Chennai: Vidhya Rani, daughter of notorious sandalwood smuggler Veerappan whose name spelled terror in parts of Tamil Nadu and Karnataka, will test her electoral fortunes from Krishnagiri in the April 19 Lok Sabha polls as the candidate of Naam Tamizhar Katchi, a Tamil nationalist party.
An advocate by profession, Vidhya Rani joined the BJP in July 2020 and was appointed as the Vice-President of its state youth wing but quit the saffron party recently to join NTK led by actor-director Seeman.
“Vidhya Rani will be the NTK candidate from Krishnagiri,” Seeman announced at a public meeting in Chennai, introducing all 40 candidates contesting in Tamil Nadu and Puducherry.
Of the 40 candidates fielded by the NTK, whose ideology is controversial for it eulogises slain LTTE leader Velupillai Prabhakaran, half of them are women.

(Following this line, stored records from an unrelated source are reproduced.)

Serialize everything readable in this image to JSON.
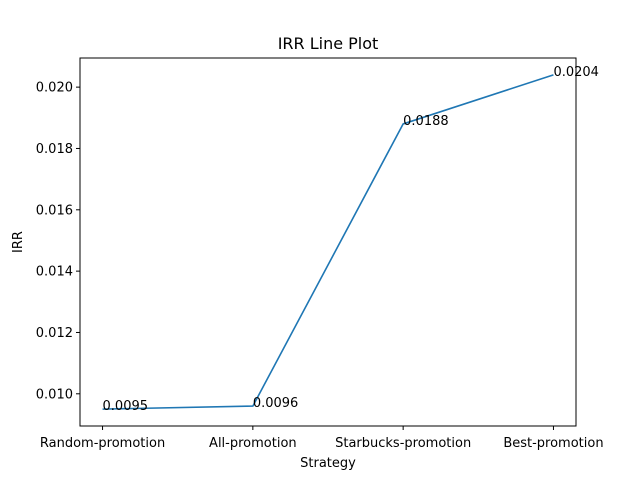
{
  "chart_data": {
    "type": "line",
    "title": "IRR Line Plot",
    "xlabel": "Strategy",
    "ylabel": "IRR",
    "categories": [
      "Random-promotion",
      "All-promotion",
      "Starbucks-promotion",
      "Best-promotion"
    ],
    "series": [
      {
        "values": [
          0.0095,
          0.0096,
          0.0188,
          0.0204
        ],
        "color": "#1f77b4"
      }
    ],
    "data_labels": [
      "0.0095",
      "0.0096",
      "0.0188",
      "0.0204"
    ],
    "yticks": [
      0.01,
      0.012,
      0.014,
      0.016,
      0.018,
      0.02
    ],
    "ytick_labels": [
      "0.010",
      "0.012",
      "0.014",
      "0.016",
      "0.018",
      "0.020"
    ],
    "ylim": [
      0.00895,
      0.02095
    ],
    "grid": false,
    "legend": "none"
  }
}
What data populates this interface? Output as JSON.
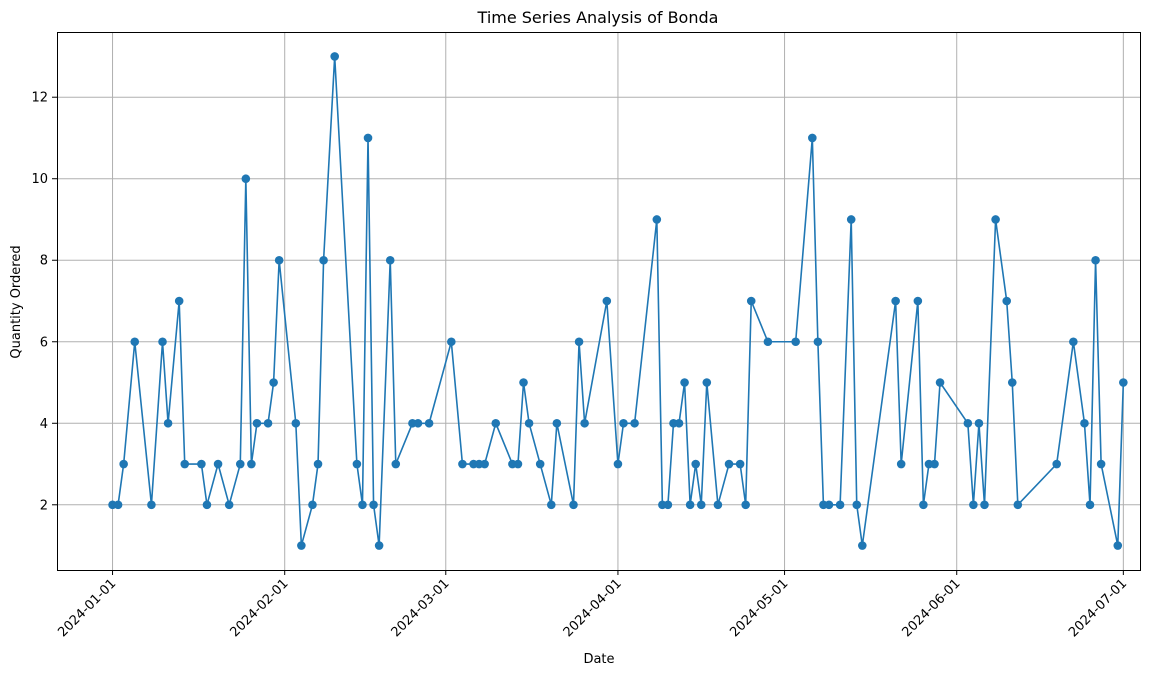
{
  "chart_data": {
    "type": "line",
    "title": "Time Series Analysis of Bonda",
    "xlabel": "Date",
    "ylabel": "Quantity Ordered",
    "grid": true,
    "x_ticks": [
      "2024-01-01",
      "2024-02-01",
      "2024-03-01",
      "2024-04-01",
      "2024-05-01",
      "2024-06-01",
      "2024-07-01"
    ],
    "y_ticks": [
      2,
      4,
      6,
      8,
      10,
      12
    ],
    "x_range": [
      "2023-12-22",
      "2024-07-04"
    ],
    "ylim": [
      0.4,
      13.6
    ],
    "color": "#1f77b4",
    "x": [
      "2024-01-01",
      "2024-01-02",
      "2024-01-03",
      "2024-01-05",
      "2024-01-08",
      "2024-01-10",
      "2024-01-11",
      "2024-01-13",
      "2024-01-14",
      "2024-01-17",
      "2024-01-18",
      "2024-01-20",
      "2024-01-22",
      "2024-01-24",
      "2024-01-25",
      "2024-01-26",
      "2024-01-27",
      "2024-01-29",
      "2024-01-30",
      "2024-01-31",
      "2024-02-03",
      "2024-02-04",
      "2024-02-06",
      "2024-02-07",
      "2024-02-08",
      "2024-02-10",
      "2024-02-14",
      "2024-02-15",
      "2024-02-16",
      "2024-02-17",
      "2024-02-18",
      "2024-02-20",
      "2024-02-21",
      "2024-02-24",
      "2024-02-25",
      "2024-02-27",
      "2024-03-02",
      "2024-03-04",
      "2024-03-06",
      "2024-03-07",
      "2024-03-08",
      "2024-03-10",
      "2024-03-13",
      "2024-03-14",
      "2024-03-15",
      "2024-03-16",
      "2024-03-18",
      "2024-03-20",
      "2024-03-21",
      "2024-03-24",
      "2024-03-25",
      "2024-03-26",
      "2024-03-30",
      "2024-04-01",
      "2024-04-02",
      "2024-04-04",
      "2024-04-08",
      "2024-04-09",
      "2024-04-10",
      "2024-04-11",
      "2024-04-12",
      "2024-04-13",
      "2024-04-14",
      "2024-04-15",
      "2024-04-16",
      "2024-04-17",
      "2024-04-19",
      "2024-04-21",
      "2024-04-23",
      "2024-04-24",
      "2024-04-25",
      "2024-04-28",
      "2024-05-03",
      "2024-05-06",
      "2024-05-07",
      "2024-05-08",
      "2024-05-09",
      "2024-05-11",
      "2024-05-13",
      "2024-05-14",
      "2024-05-15",
      "2024-05-21",
      "2024-05-22",
      "2024-05-25",
      "2024-05-26",
      "2024-05-27",
      "2024-05-28",
      "2024-05-29",
      "2024-06-03",
      "2024-06-04",
      "2024-06-05",
      "2024-06-06",
      "2024-06-08",
      "2024-06-10",
      "2024-06-11",
      "2024-06-12",
      "2024-06-19",
      "2024-06-22",
      "2024-06-24",
      "2024-06-25",
      "2024-06-26",
      "2024-06-27",
      "2024-06-30",
      "2024-07-01"
    ],
    "series": [
      {
        "values": [
          2,
          2,
          3,
          6,
          2,
          6,
          4,
          7,
          3,
          3,
          2,
          3,
          2,
          3,
          10,
          3,
          4,
          4,
          5,
          8,
          4,
          1,
          2,
          3,
          8,
          13,
          3,
          2,
          11,
          2,
          1,
          8,
          3,
          4,
          4,
          4,
          6,
          3,
          3,
          3,
          3,
          4,
          3,
          3,
          5,
          4,
          3,
          2,
          4,
          2,
          6,
          4,
          7,
          3,
          4,
          4,
          9,
          2,
          2,
          4,
          4,
          5,
          2,
          3,
          2,
          5,
          2,
          3,
          3,
          2,
          7,
          6,
          6,
          11,
          6,
          2,
          2,
          2,
          9,
          2,
          1,
          7,
          3,
          7,
          2,
          3,
          3,
          5,
          4,
          2,
          4,
          2,
          9,
          7,
          5,
          2,
          3,
          6,
          4,
          2,
          8,
          3,
          1,
          5
        ]
      }
    ]
  }
}
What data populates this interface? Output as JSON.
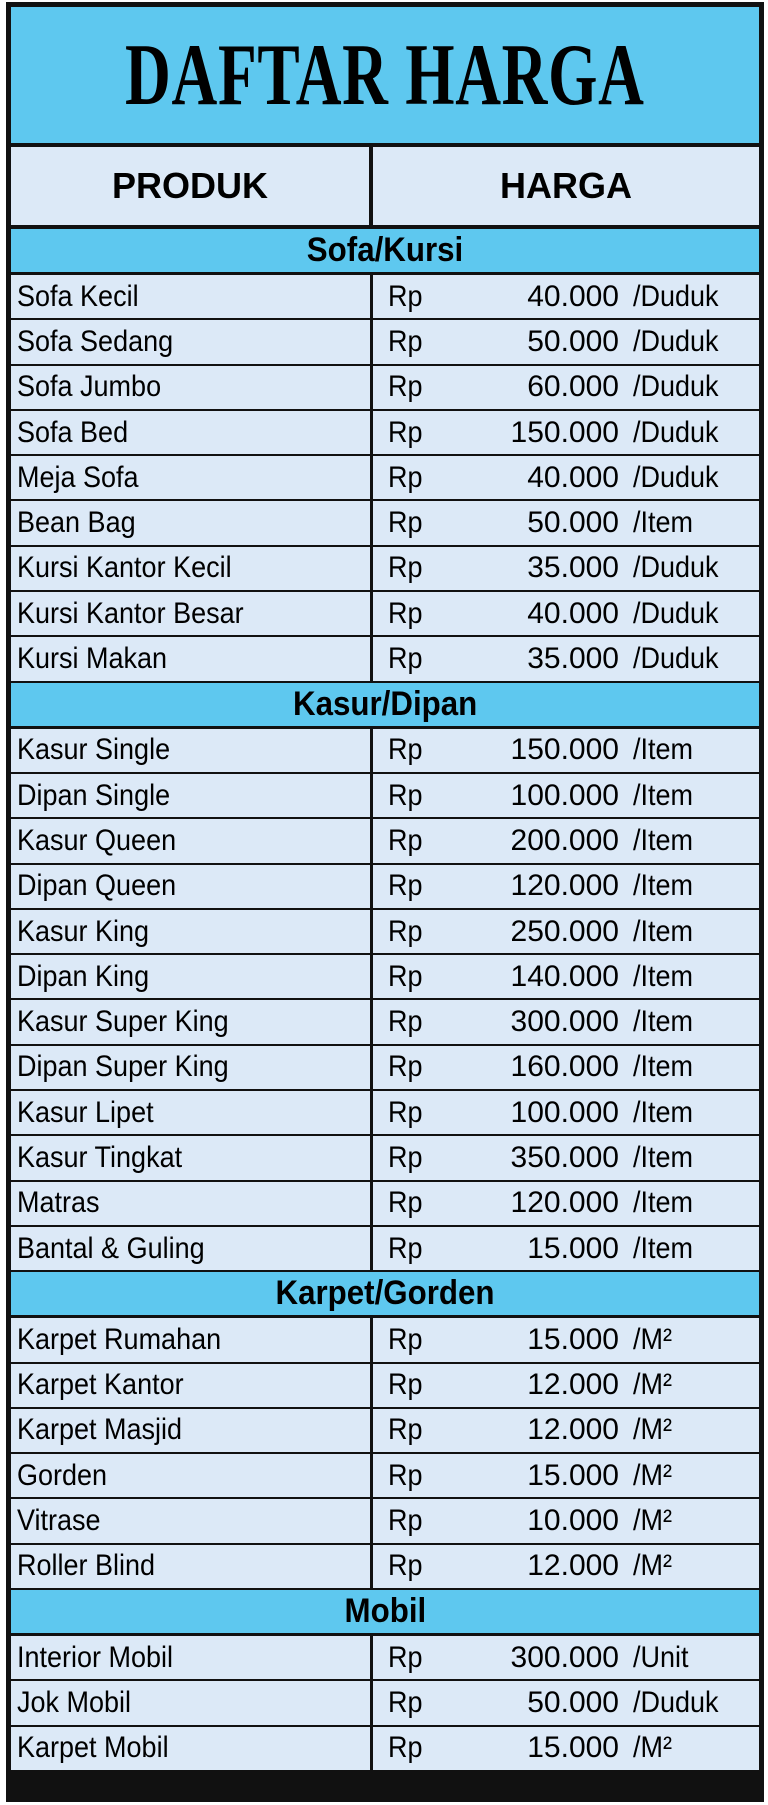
{
  "title": "DAFTAR HARGA",
  "headers": {
    "product": "PRODUK",
    "price": "HARGA"
  },
  "currency": "Rp",
  "colors": {
    "section_bg": "#5ec8ef",
    "row_bg": "#dce9f7",
    "border": "#111111"
  },
  "sections": [
    {
      "name": "Sofa/Kursi",
      "items": [
        {
          "name": "Sofa Kecil",
          "price": "40.000",
          "unit": "/Duduk"
        },
        {
          "name": "Sofa Sedang",
          "price": "50.000",
          "unit": "/Duduk"
        },
        {
          "name": "Sofa Jumbo",
          "price": "60.000",
          "unit": "/Duduk"
        },
        {
          "name": "Sofa Bed",
          "price": "150.000",
          "unit": "/Duduk"
        },
        {
          "name": "Meja Sofa",
          "price": "40.000",
          "unit": "/Duduk"
        },
        {
          "name": "Bean Bag",
          "price": "50.000",
          "unit": "/Item"
        },
        {
          "name": "Kursi Kantor Kecil",
          "price": "35.000",
          "unit": "/Duduk"
        },
        {
          "name": "Kursi Kantor Besar",
          "price": "40.000",
          "unit": "/Duduk"
        },
        {
          "name": "Kursi Makan",
          "price": "35.000",
          "unit": "/Duduk"
        }
      ]
    },
    {
      "name": "Kasur/Dipan",
      "items": [
        {
          "name": "Kasur Single",
          "price": "150.000",
          "unit": "/Item"
        },
        {
          "name": "Dipan Single",
          "price": "100.000",
          "unit": "/Item"
        },
        {
          "name": "Kasur Queen",
          "price": "200.000",
          "unit": "/Item"
        },
        {
          "name": "Dipan Queen",
          "price": "120.000",
          "unit": "/Item"
        },
        {
          "name": "Kasur King",
          "price": "250.000",
          "unit": "/Item"
        },
        {
          "name": "Dipan King",
          "price": "140.000",
          "unit": "/Item"
        },
        {
          "name": "Kasur Super King",
          "price": "300.000",
          "unit": "/Item"
        },
        {
          "name": "Dipan Super King",
          "price": "160.000",
          "unit": "/Item"
        },
        {
          "name": "Kasur Lipet",
          "price": "100.000",
          "unit": "/Item"
        },
        {
          "name": "Kasur Tingkat",
          "price": "350.000",
          "unit": "/Item"
        },
        {
          "name": "Matras",
          "price": "120.000",
          "unit": "/Item"
        },
        {
          "name": "Bantal & Guling",
          "price": "15.000",
          "unit": "/Item"
        }
      ]
    },
    {
      "name": "Karpet/Gorden",
      "items": [
        {
          "name": "Karpet Rumahan",
          "price": "15.000",
          "unit": "/M²"
        },
        {
          "name": "Karpet Kantor",
          "price": "12.000",
          "unit": "/M²"
        },
        {
          "name": "Karpet Masjid",
          "price": "12.000",
          "unit": "/M²"
        },
        {
          "name": "Gorden",
          "price": "15.000",
          "unit": "/M²"
        },
        {
          "name": "Vitrase",
          "price": "10.000",
          "unit": "/M²"
        },
        {
          "name": "Roller Blind",
          "price": "12.000",
          "unit": "/M²"
        }
      ]
    },
    {
      "name": "Mobil",
      "items": [
        {
          "name": "Interior Mobil",
          "price": "300.000",
          "unit": "/Unit"
        },
        {
          "name": "Jok Mobil",
          "price": "50.000",
          "unit": "/Duduk"
        },
        {
          "name": "Karpet Mobil",
          "price": "15.000",
          "unit": "/M²"
        }
      ]
    }
  ]
}
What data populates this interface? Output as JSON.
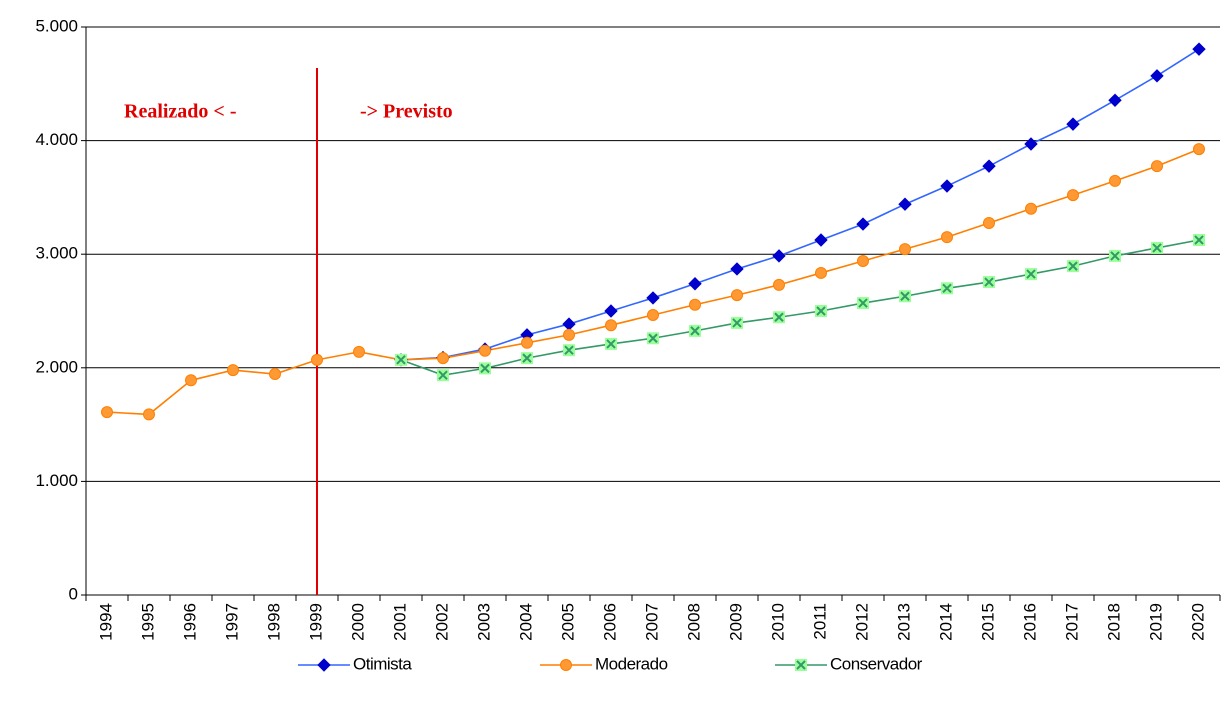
{
  "chart_data": {
    "type": "line",
    "categories": [
      "1994",
      "1995",
      "1996",
      "1997",
      "1998",
      "1999",
      "2000",
      "2001",
      "2002",
      "2003",
      "2004",
      "2005",
      "2006",
      "2007",
      "2008",
      "2009",
      "2010",
      "2011",
      "2012",
      "2013",
      "2014",
      "2015",
      "2016",
      "2017",
      "2018",
      "2019",
      "2020"
    ],
    "series": [
      {
        "name": "Otimista",
        "color": "#3366ff",
        "marker": "diamond",
        "marker_color": "#0000cc",
        "values": [
          null,
          null,
          null,
          null,
          null,
          null,
          null,
          2070,
          2090,
          2165,
          2290,
          2385,
          2500,
          2615,
          2740,
          2870,
          2985,
          3125,
          3265,
          3440,
          3600,
          3775,
          3970,
          4145,
          4355,
          4570,
          4805
        ]
      },
      {
        "name": "Moderado",
        "color": "#ff7f00",
        "marker": "circle",
        "marker_color": "#ff9933",
        "values": [
          1610,
          1590,
          1890,
          1980,
          1945,
          2070,
          2140,
          2070,
          2085,
          2150,
          2220,
          2290,
          2375,
          2465,
          2555,
          2640,
          2730,
          2835,
          2940,
          3045,
          3150,
          3275,
          3400,
          3520,
          3645,
          3775,
          3925
        ]
      },
      {
        "name": "Conservador",
        "color": "#339966",
        "marker": "x",
        "marker_color": "#99ff99",
        "values": [
          null,
          null,
          null,
          null,
          null,
          null,
          null,
          2070,
          1935,
          1995,
          2085,
          2155,
          2210,
          2260,
          2325,
          2395,
          2445,
          2500,
          2570,
          2630,
          2700,
          2755,
          2825,
          2895,
          2985,
          3055,
          3125
        ]
      }
    ],
    "ylim": [
      0,
      5000
    ],
    "yticks": [
      {
        "value": 0,
        "label": "0"
      },
      {
        "value": 1000,
        "label": "1.000"
      },
      {
        "value": 2000,
        "label": "2.000"
      },
      {
        "value": 3000,
        "label": "3.000"
      },
      {
        "value": 4000,
        "label": "4.000"
      },
      {
        "value": 5000,
        "label": "5.000"
      }
    ],
    "grid": true,
    "legend": "bottom",
    "divider_category": "1999",
    "divider_color": "#e00000",
    "annotations": [
      "Realizado < -",
      "-> Previsto"
    ]
  }
}
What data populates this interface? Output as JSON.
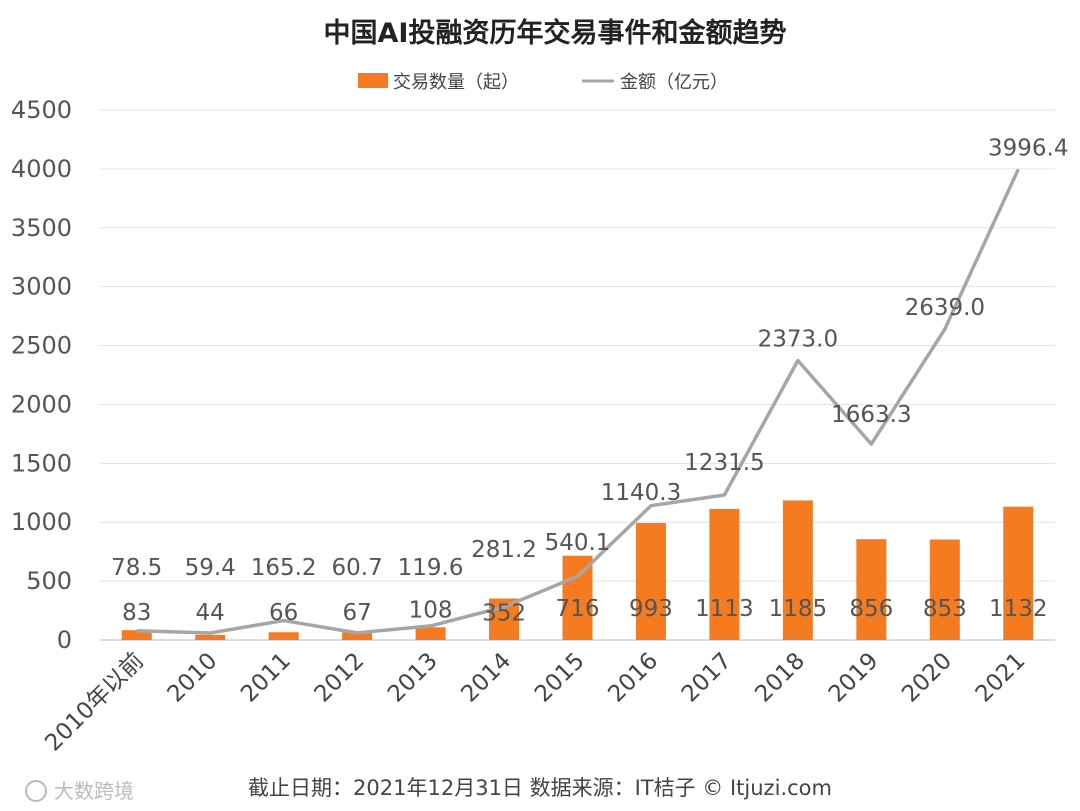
{
  "chart_data": {
    "type": "bar",
    "title": "中国AI投融资历年交易事件和金额趋势",
    "categories": [
      "2010年以前",
      "2010",
      "2011",
      "2012",
      "2013",
      "2014",
      "2015",
      "2016",
      "2017",
      "2018",
      "2019",
      "2020",
      "2021"
    ],
    "series": [
      {
        "name": "交易数量（起）",
        "type": "bar",
        "color": "#F47B20",
        "values": [
          83,
          44,
          66,
          67,
          108,
          352,
          716,
          993,
          1113,
          1185,
          856,
          853,
          1132
        ],
        "labels": [
          "83",
          "44",
          "66",
          "67",
          "108",
          "352",
          "716",
          "993",
          "1113",
          "1185",
          "856",
          "853",
          "1132"
        ]
      },
      {
        "name": "金额（亿元）",
        "type": "line",
        "color": "#A6A6A6",
        "values": [
          78.5,
          59.4,
          165.2,
          60.7,
          119.6,
          281.2,
          540.1,
          1140.3,
          1231.5,
          2373.0,
          1663.3,
          2639.0,
          3996.4
        ],
        "labels": [
          "78.5",
          "59.4",
          "165.2",
          "60.7",
          "119.6",
          "281.2",
          "540.1",
          "1140.3",
          "1231.5",
          "2373.0",
          "1663.3",
          "2639.0",
          "3996.4"
        ]
      }
    ],
    "ylim": [
      0,
      4500
    ],
    "yticks": [
      "0",
      "500",
      "1000",
      "1500",
      "2000",
      "2500",
      "3000",
      "3500",
      "4000",
      "4500"
    ],
    "grid": true,
    "legend_position": "top"
  },
  "footer": "截止日期：2021年12月31日    数据来源：IT桔子 © Itjuzi.com",
  "watermark": "大数跨境"
}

Vidhya Rani, an advocate by profession, runs a kids’ school in Krishnagiri and has a deep connection with Bengaluru as she pursued a five-year law course in the city that gave her “life-long friends.”
Though she has met her father only once, the advocate-politician believes it was Veerappan who gave direction to her life, Vidhya Rani told DH in July 2020.
Vidhya Rani was in third standard when she met her father at her grandfather’s house in Gopinatham on the Tamil Nadu-Karnataka border.
“That was the first and last time I met him. We spoke for 30 minutes, and the conversation is still fresh in my mind. He held me and asked me to pursue medicine and serve the people. That conversation directed me to where I am today,” she had said.
Though many of Seeman's policies sound impractical and absurd at times, NTK's acceptance among people is growing – from a mere 1.1 per cent vote share in its debut elections in 2016, the party secured nearly 4 per cent votes in 2019 Lok Sabha polls and increased it to 6.7 per cent in 2021 assembly polls, emerging as the third largest party in terms of vote share.
Vidhya Rani’s mother Muthulakshmi is part of a political outfit run by MLA T Velmurugan.
Veerappan, who was killed by the Tamil Nadu Special Task Force (STF) on October 18, 2004, in an encounter, earned notoriety for poaching elephants, smuggling sandalwood, kidnapping high-profile people like Kannada Thespian Raj Kumar and former minister Nagappa, and killing policemen and others who came his way.
The bandit ran an empire inside the forests along the Sathyamangalam forests, spread across Erode and Mysore districts of Tamil Nadu and Karnataka respectively.